Synergistic Intermetallic Effect on the Sulfurization of the NiWMo/Al2O3 Catalyst to Enhance the Hydrodesulfurization Performance

Abstract

The trimetallic NiWMo catalyst exhibits higher hydrodesulfurization activity compared with the bimetallic NiMo(W) catalyst. However, the nonsynchronous sulfurization of Mo and W during sulfurization leads to either an increase in slab size or incomplete sulfurization. This limitation hinders further improvement of the NiMoW catalyst’s performance. Therefore, it is essential to investigate factors influencing the sulfurization process of the trimetallic NiWMo catalyst, achieving synchronous sulfurization of Mo and W. Herein, the trimetallic NiWMo/Al₂O₃ catalyst is prepared by the impregnation method. During sulfurization, the interaction between additive Ni with main metals W and Mo reduces the sulfurization temperature while increasing the degree of sulfurization for the main metals. Additionally, the interaction between W and Mo reduces the sulfurization temperature difference. As a result, the highest sulfurization rates for Ni, Mo, and W are observed within 290–375 °C, where close contact between Mo and W species inhibits unrestricted growth of Mo(W)S₂ slab length and forms a Ni–Mo–W–S active phase.
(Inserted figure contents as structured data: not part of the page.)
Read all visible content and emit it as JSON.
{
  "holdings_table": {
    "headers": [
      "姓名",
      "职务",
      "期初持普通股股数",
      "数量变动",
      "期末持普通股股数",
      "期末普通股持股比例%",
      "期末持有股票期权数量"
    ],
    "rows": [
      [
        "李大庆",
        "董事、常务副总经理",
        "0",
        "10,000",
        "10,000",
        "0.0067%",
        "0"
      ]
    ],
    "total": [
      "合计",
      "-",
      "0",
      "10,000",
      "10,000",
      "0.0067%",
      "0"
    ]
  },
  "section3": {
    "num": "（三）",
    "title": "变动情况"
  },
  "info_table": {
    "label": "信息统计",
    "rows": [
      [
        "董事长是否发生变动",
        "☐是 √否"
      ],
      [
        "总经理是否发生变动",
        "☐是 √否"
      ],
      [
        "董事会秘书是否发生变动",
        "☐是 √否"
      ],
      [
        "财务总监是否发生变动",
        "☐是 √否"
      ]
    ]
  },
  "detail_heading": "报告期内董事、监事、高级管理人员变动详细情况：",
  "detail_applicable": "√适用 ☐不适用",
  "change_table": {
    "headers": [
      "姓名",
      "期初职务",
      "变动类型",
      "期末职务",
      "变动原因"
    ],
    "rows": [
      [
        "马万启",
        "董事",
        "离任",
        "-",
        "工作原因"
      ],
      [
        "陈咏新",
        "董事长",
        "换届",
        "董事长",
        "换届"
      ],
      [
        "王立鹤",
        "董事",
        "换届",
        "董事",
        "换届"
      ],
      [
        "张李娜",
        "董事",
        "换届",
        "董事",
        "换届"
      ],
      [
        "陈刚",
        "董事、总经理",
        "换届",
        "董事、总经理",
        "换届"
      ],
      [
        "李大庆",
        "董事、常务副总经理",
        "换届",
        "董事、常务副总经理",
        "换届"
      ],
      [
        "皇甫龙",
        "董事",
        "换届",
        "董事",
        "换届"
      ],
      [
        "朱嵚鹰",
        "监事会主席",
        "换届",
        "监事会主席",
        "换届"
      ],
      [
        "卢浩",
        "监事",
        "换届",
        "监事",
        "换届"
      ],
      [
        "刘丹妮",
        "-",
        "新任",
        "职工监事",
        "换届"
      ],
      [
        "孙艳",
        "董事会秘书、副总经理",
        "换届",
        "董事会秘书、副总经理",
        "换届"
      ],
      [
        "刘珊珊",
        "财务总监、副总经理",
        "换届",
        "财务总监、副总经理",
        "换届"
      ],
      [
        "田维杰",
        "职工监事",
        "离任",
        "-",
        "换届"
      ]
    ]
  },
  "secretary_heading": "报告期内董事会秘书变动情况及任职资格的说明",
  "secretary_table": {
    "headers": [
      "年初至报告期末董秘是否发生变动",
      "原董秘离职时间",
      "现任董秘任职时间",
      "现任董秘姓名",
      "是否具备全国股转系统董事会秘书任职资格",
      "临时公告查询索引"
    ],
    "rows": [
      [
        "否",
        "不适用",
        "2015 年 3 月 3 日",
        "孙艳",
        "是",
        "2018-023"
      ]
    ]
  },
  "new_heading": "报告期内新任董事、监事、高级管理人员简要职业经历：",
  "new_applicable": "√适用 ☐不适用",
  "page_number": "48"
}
Consequently, the Mo(W)S₂ lamella exhibits a higher stacking number and reduced slab length, which results in increased exposure to edges where Ni–Mo–W–S is present and an enhanced number of active sites on the catalyst. This enables higher hydrodesulfurization activity for NiWMo/Al₂O₃ and the 4,6-dimethyl-2-benzothiophene conversion reaches 100% at 320 °C.